Des expertises humiliantes
Afin de s’assurer que la personne a bien adopté « les caractères du genre souhaité », les tribunaux demandent quelquefois diverses expertises, psychiatriques et médicales. Là encore, les témoignages, dont certains sont mis en ligne sur Internet, sont choquants. Les expertises médicales sont très diverses, mais peuvent consister, selon Delphine Philbert, « à vérifier la profondeur et la largeur d’un néo-vagin, « nouveau vagin » façonné grâce à une opération chirurgicale et la taille des seins, un bonnet minimum étant requis pour les femmes trans. De véritables viols.
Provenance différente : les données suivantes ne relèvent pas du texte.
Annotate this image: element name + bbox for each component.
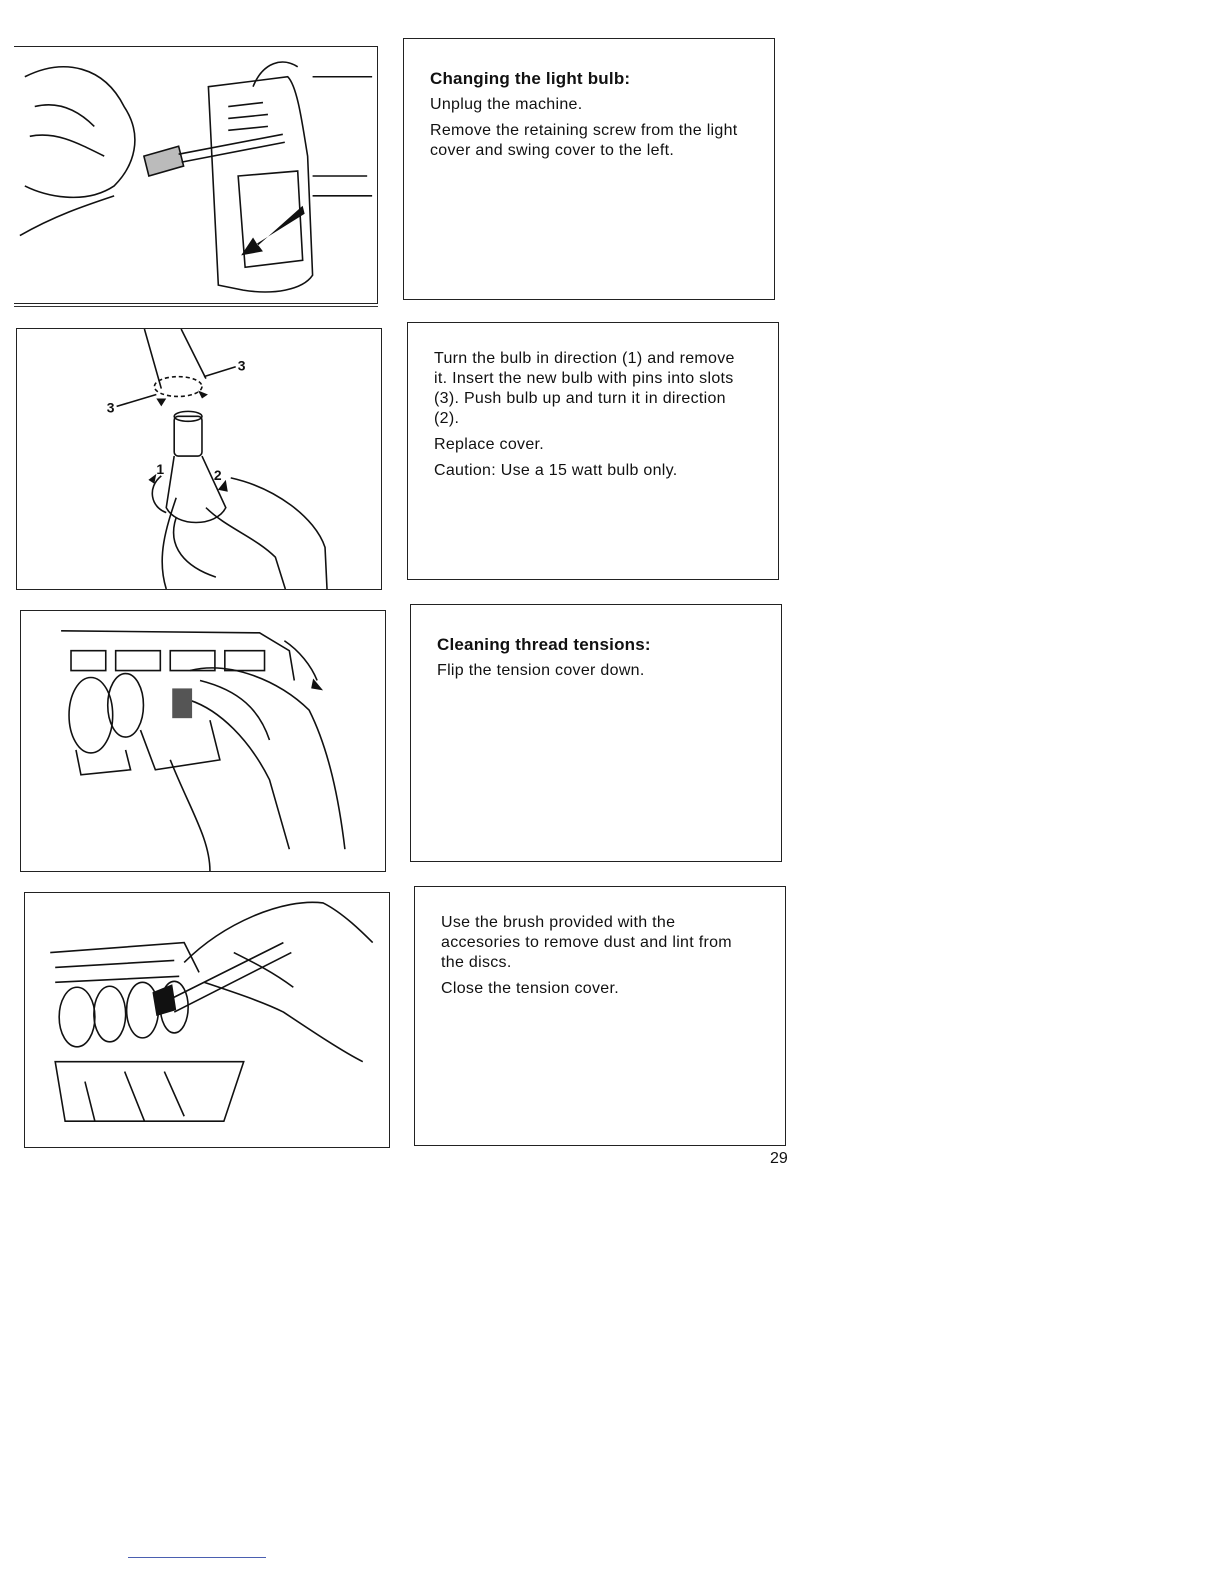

Pour les hommes trans, une échographie est réalisée afin de vérifier l’absence d’ovaires et d’utérus, ce malgré un certificat médical. La réalisation de pompes est aussi demandée car, bien évidemment, un homme c’est fort. Des gens vivent tous les jours des violations de ce type ».
Une amie d’Hana en a également fait les frais. « Elle s’est fait opérer en Thaïlande. Le tribunal lui a demandé de se déshabiller pour vérifier physiquement qu’elle avait bien un vagin, donc un trou pénétrable. Elle a refusé, et n’a pas obtenu son changement d’état civil. L’expertise, c’est un acte d’humiliation. » Depuis la fin de l’année 2012, trois personnes trans ont déposé un recours devant la CEDH pour réclamer le respect de leurs droits. Elles sont de plus en plus nombreuses à le faire, dans l’attente d’une prise en compte de l’Etat et de la société.